In an earlier post we drew attention to the exhibition Hear Me Now! which has recently closed at the Met. There is no known Roman equivalent of David Drake, known as Dave. Although we know so little about him, still the details of Dave’s life can be contested. All we know for certain about Agatho the silversmith is what he had carved into his funeral portrait (c. 25 CE), which is now in the Getty Villa.[1] An inscription below his bust reads “Publius Curtilius Agatho, freedman of Publius, silversmith,” reminding us that Agatho lived and died with his former master’s name preceding his own, but also that he was proud of his trade. Agatho is shown holding a smith’s mallet and chisel, and also a small silver cup, presumably one he made himself. We can just make up a raised design of a figure, which may be a dancing satyr, not unlike the design on a silver wine cup, the Vicarello Goblet, made at exactly this time and now displayed in the Cleveland Museum of Art.[2]

The number of Roman slaves who could be granted freedom – manumitted – in any year was restricted in Agatho’s lifetime. After 4 CE (Lex Aelia Sentia), according to the wish of the emperor Augustus (d. 14 CE), the master must be at least twenty, and the slave at least thirty years old, at the time of manumission. By the age of thirty, we might guess that Agatho had been a silversmith for two decades. We can also guess that part of the price of his freedom was a legally-binding commitment to providing Publius Curtilius with a proportion of his skilled labor for free for the rest of his life (operae libertorum); by “his life,” I mean Agatho’s life, for the gift of free labor might be inherited by Publius’ heir if that was specified in the contract that Agatho signed. In other words, skilled freedmen like Agatho might be offered the opportunity to purchase their freedom for credit rather than cash; and although legally they were freedmen, only death would free them of their debt of work.
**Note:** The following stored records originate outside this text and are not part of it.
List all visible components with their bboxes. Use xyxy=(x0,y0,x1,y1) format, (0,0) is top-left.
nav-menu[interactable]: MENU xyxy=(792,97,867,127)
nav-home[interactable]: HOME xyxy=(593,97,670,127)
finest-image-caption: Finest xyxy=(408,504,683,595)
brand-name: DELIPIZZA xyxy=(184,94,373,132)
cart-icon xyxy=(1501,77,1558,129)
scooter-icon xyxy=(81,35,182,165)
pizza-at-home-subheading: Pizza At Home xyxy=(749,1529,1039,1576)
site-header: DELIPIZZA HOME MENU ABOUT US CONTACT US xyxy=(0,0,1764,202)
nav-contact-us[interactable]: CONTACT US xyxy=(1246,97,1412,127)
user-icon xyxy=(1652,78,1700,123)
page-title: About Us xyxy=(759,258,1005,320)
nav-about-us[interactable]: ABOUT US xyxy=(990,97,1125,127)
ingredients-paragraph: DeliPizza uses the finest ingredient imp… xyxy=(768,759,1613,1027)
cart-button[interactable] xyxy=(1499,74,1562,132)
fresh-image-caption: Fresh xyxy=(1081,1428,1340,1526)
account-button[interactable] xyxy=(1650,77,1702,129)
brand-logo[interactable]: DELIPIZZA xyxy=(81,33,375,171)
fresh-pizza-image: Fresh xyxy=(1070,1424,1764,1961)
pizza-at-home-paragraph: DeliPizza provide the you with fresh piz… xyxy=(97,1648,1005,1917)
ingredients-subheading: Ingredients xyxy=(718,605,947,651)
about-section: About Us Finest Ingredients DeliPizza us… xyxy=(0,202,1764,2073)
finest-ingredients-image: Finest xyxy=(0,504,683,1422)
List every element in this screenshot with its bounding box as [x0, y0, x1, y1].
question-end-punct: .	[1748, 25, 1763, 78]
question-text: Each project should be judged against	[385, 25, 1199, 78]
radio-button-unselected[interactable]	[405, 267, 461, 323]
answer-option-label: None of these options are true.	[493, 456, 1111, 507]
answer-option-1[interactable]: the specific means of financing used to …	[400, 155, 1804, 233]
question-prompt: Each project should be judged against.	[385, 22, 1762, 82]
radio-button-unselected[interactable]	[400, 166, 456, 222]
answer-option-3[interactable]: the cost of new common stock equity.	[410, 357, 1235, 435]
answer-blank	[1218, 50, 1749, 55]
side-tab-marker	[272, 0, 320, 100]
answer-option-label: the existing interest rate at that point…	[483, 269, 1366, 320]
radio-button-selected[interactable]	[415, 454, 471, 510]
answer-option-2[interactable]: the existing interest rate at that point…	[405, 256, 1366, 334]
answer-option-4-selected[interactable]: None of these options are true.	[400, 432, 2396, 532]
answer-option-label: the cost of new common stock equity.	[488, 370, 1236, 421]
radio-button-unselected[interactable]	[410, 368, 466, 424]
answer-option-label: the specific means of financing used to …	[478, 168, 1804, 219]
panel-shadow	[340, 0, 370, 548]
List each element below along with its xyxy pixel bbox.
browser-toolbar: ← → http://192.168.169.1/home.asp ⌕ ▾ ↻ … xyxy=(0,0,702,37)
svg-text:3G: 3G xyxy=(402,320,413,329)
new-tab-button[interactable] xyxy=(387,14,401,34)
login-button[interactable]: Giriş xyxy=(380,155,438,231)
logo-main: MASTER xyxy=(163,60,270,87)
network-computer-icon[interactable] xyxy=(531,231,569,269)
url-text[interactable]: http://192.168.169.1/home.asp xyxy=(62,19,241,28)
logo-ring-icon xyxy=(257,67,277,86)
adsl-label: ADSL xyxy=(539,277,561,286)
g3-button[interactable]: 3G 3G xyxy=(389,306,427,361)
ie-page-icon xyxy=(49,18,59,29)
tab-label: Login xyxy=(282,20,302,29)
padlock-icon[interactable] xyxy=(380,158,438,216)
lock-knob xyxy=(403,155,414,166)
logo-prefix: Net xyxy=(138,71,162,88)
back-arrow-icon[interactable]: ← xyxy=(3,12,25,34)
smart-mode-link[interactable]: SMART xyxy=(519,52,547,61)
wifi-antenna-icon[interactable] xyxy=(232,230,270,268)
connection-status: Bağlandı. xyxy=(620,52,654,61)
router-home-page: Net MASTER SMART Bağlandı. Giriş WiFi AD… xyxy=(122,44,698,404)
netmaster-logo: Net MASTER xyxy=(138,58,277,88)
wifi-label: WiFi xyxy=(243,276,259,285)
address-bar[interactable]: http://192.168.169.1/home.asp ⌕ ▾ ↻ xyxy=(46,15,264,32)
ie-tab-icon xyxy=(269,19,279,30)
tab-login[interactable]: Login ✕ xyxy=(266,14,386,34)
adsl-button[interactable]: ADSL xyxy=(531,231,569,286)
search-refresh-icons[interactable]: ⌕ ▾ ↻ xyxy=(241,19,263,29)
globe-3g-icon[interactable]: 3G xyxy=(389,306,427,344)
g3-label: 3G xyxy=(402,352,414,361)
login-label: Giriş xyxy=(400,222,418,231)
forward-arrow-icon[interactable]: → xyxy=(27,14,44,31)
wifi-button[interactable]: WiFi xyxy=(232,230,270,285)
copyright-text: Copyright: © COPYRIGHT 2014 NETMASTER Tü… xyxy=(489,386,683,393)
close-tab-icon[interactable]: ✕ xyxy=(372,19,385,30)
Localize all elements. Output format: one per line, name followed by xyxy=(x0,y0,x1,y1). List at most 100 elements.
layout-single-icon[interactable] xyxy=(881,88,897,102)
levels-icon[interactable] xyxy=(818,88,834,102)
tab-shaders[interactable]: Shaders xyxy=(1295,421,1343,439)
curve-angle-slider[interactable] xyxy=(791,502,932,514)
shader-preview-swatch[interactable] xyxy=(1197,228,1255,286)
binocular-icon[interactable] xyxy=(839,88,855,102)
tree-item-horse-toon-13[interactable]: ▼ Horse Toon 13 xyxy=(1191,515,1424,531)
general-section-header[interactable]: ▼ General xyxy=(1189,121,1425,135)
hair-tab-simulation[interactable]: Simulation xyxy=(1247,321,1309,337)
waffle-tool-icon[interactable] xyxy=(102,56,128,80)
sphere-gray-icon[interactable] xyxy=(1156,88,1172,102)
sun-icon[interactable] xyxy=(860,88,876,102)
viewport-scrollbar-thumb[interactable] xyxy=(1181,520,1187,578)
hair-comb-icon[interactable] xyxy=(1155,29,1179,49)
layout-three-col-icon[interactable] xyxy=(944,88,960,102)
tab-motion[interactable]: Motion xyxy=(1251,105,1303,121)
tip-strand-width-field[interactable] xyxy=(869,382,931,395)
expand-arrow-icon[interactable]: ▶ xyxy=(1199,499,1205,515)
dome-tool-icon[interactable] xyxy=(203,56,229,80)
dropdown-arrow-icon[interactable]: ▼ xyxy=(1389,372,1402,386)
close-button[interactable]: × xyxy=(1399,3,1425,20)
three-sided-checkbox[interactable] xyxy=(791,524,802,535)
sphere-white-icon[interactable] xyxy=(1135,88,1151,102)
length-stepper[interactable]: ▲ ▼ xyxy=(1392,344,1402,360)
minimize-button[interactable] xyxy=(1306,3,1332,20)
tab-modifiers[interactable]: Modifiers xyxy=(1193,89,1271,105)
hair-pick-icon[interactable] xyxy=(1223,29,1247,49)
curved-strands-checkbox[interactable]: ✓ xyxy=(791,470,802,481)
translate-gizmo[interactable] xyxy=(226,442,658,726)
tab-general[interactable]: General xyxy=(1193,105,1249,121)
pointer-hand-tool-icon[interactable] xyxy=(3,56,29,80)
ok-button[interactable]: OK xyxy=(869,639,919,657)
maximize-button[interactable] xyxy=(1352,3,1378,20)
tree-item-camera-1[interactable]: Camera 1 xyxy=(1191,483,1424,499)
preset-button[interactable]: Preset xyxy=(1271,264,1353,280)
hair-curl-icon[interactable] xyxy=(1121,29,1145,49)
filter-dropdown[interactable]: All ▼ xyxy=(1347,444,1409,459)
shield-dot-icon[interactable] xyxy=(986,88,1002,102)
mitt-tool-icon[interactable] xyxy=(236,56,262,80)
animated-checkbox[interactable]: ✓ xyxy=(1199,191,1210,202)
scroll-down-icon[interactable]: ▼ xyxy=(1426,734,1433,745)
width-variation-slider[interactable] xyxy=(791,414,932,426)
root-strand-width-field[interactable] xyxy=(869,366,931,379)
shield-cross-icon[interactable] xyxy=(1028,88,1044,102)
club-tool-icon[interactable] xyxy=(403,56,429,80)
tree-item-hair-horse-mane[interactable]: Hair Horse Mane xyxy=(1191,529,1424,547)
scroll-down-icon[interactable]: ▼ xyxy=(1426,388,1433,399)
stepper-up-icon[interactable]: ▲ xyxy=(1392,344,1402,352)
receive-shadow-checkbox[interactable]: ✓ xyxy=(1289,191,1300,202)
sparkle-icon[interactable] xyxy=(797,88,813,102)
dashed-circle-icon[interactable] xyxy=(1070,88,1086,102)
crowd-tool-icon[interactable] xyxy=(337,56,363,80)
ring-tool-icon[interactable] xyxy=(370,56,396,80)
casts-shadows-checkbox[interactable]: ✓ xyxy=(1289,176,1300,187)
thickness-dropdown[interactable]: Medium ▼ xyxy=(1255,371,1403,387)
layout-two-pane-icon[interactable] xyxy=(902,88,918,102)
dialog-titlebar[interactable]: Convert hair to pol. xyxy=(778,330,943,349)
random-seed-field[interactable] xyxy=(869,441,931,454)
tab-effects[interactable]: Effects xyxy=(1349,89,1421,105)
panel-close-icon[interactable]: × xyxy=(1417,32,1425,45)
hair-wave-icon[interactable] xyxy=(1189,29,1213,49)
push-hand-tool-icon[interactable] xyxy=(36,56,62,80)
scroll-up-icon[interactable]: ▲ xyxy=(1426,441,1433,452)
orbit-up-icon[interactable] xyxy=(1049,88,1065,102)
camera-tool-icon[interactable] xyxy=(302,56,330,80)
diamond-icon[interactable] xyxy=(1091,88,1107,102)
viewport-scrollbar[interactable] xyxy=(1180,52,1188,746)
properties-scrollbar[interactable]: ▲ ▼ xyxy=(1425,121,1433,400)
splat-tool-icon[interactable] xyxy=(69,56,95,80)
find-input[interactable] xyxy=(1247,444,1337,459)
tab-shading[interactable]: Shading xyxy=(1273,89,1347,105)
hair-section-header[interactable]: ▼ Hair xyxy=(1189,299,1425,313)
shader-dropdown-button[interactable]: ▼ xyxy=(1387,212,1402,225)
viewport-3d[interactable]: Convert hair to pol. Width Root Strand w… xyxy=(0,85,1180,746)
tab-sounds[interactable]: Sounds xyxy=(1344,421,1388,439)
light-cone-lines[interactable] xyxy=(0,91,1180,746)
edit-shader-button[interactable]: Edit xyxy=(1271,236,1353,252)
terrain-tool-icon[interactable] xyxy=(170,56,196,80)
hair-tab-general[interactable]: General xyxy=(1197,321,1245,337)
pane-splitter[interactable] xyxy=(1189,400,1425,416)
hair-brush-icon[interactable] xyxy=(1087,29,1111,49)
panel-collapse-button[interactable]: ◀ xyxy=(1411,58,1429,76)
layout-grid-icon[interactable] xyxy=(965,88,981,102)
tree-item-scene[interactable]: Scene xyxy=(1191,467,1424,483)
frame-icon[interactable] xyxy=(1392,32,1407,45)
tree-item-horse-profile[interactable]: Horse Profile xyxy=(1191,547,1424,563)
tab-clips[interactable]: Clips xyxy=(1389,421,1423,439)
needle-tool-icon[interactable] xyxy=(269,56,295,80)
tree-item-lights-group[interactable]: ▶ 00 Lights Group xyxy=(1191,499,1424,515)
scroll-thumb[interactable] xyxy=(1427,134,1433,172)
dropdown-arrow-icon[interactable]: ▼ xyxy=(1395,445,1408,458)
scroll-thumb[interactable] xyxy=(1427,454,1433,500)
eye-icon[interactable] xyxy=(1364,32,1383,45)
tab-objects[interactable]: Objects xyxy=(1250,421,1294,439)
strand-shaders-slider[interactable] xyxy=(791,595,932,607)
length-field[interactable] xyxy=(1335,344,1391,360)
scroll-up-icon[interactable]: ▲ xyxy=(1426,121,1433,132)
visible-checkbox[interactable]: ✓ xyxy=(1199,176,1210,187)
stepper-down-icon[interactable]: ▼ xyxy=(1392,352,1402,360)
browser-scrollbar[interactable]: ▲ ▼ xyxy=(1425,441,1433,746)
Agatho would have owed only part of his time to Publius. If Agatho earned enough money from other work, then he may have been able to delegate his operae libertorum to a silversmith of equal skill, perhaps one he trained himself, whom he paid. That skilled worker could not have been another of Publius Curtilius’s slaves, of course. This may have included Agatho’s own children, if they were before Agatho’s manumission. Any child Agatho fathered after his manumission would be freeborn, although not without some restrictions to what he might achieve as a citizen. Finally, if Agatho made enough money, as a freedman he would be permitted to own his own and train his own slaves. There are 197 references in Justinian’s Digest of Roman law concerning operae libertorum that address these various scenarios.[3]


[1] Grave Relief of a Silversmith, Getty Villa: https://www.getty.edu/art/collection/object/104034

[2] John D. Cooney. “The Vicarello Goblet”, The Bulletin of the Cleveland Museum of Art 54/ii (1967), 36-41, which notes traces the history of the goblet since its discovery in 1862 and notes that basic analysis of the silver was undertaken in 1966/7.

[3] Cameron Hawkins, Roman Artisans and the Urban Economy (Cambridge: Cambridge University Press, 2016), 130-91.

This is the first of three posts that formed part of a short lunchtime lecture delivered at the Humanities Institute, Pennsylavania State University, in February 2023.